Two Fearsome Fairy Tales from France

Two Fearsome Fairy Tales from France retold by Adele Geras, illustrated by Fiona McDonald (Christmas Press)
HB RRP$19.99
ISBN 9780992283841
Reviewed by Dianne Bates

The fly pages of this new book by Australian publisher Christmas Press are wonderful; in black and white they show a scene which feels almost as though it is going to suck you into the story to come. 

The first story is the English author’s retelling of the well-known tale, ‘Beauty and the Beast.’ Like most re-tellings, the language is sparse, old-fashioned and straight-forward, relating how a merchant father promises his youngest and most beautiful daughter to a beast set on revenge. Belle is aghast when she first sets eyes upon the beast and declines his many offers of marriage. There is, of course, a twist at the end of the tale and when Belle finally agrees to a betrothal, she releases a spell cast by a wicked fairy.

The story of Bluebeard is the second story in this lavishly illustrated book with all its text set in illustrated frames and with full-page coloured pictures and occasional black and white sketches. Like the beast in the first story, Bluebird has a dreadful appearance – and a young woman, in this case his (unnamed) Bride. ‘His beard was of a dark blue as deep as oceans and flowed from his chin to his waist like a tumbling waterfall of hair. But he dazzled her with gifts and soothed her with kind words.’ On the eve of his departure on business, Bluebird gives his bride the keys to the palace saying that one room is not to be unlocked ‘if you value your life.’

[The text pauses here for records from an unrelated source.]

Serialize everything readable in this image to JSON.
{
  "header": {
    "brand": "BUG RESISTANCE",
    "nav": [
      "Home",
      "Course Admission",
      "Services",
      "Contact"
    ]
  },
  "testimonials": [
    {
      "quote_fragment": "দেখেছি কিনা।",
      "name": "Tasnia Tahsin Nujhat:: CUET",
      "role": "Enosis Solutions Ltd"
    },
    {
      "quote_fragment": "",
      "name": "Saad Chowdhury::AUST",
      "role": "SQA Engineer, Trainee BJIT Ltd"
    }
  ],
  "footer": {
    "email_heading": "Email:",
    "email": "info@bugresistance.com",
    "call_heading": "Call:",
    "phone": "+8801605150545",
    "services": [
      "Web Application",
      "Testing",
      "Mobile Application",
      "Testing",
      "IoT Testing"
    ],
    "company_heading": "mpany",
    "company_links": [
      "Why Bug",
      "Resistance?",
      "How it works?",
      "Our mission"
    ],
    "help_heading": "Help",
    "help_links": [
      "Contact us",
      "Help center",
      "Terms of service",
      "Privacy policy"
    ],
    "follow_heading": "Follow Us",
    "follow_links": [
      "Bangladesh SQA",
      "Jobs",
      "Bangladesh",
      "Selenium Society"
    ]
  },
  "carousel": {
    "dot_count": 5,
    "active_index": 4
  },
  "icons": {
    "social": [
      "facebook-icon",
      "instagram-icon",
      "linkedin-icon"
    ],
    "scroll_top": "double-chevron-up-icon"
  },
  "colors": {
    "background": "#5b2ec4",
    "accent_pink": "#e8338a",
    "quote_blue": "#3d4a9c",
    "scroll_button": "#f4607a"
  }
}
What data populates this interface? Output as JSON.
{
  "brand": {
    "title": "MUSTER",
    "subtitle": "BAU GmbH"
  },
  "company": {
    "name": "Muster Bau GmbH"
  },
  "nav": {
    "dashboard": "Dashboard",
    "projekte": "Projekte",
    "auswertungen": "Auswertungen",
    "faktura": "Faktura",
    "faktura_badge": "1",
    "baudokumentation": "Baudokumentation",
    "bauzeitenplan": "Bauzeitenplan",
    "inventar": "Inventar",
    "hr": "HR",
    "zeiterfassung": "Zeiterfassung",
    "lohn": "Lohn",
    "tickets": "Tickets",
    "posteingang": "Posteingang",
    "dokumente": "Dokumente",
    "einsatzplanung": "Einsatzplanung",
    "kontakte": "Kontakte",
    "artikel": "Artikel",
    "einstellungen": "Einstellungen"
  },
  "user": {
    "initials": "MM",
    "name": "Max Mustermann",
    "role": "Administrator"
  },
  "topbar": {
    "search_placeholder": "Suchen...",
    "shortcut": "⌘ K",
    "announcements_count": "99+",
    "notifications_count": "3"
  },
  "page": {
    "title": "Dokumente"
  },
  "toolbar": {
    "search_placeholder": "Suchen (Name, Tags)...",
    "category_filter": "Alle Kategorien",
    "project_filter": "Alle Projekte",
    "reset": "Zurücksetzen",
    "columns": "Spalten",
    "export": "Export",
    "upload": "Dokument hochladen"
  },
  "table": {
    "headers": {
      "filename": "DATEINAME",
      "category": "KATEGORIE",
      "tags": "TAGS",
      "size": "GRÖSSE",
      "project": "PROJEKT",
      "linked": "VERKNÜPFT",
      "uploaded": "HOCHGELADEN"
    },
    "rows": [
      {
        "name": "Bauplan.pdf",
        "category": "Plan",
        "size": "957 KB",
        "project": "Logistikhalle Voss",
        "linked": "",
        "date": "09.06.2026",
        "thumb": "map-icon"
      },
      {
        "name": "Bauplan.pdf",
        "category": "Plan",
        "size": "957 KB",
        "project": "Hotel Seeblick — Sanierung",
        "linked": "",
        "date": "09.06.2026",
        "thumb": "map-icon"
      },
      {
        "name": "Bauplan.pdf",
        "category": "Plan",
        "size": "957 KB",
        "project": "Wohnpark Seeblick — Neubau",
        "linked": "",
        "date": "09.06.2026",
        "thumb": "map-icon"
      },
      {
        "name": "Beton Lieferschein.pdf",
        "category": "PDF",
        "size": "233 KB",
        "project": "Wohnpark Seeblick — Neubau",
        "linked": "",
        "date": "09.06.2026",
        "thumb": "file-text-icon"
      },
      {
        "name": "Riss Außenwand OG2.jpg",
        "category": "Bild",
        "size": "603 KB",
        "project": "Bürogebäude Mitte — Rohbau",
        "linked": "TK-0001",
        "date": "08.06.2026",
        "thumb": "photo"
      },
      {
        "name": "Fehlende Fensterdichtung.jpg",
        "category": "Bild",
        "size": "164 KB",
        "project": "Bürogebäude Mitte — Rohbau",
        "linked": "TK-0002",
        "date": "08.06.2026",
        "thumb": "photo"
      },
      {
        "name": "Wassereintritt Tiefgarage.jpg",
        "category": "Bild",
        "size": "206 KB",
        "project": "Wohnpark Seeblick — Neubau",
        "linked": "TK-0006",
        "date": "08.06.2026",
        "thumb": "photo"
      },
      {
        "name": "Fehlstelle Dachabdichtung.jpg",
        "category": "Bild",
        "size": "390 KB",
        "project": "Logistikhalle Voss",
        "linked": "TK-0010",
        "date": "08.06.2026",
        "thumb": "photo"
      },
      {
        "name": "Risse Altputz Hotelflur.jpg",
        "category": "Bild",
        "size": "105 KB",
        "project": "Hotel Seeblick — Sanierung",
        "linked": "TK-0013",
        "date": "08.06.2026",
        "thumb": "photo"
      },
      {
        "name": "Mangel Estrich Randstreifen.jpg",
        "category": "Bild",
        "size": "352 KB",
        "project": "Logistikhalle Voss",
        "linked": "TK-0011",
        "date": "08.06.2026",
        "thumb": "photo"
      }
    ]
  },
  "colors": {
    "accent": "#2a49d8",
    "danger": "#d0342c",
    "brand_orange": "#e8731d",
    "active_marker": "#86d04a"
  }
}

Does the young woman use the silver key? Of course! And what she finds is horrifying. This sets in chain a series of consequences and frantic actions. 

This story was, for this reviewer, much less predictable than the first.
This is another handsome production from Christmas Press joining other retold tales such as Two Tales of Twins from Ancient Greece and Rome (Ursula Dubosarsky) and Two Trickster Tales from Russia (Sophie Masson). Its appeal would be for children aged 9+ years.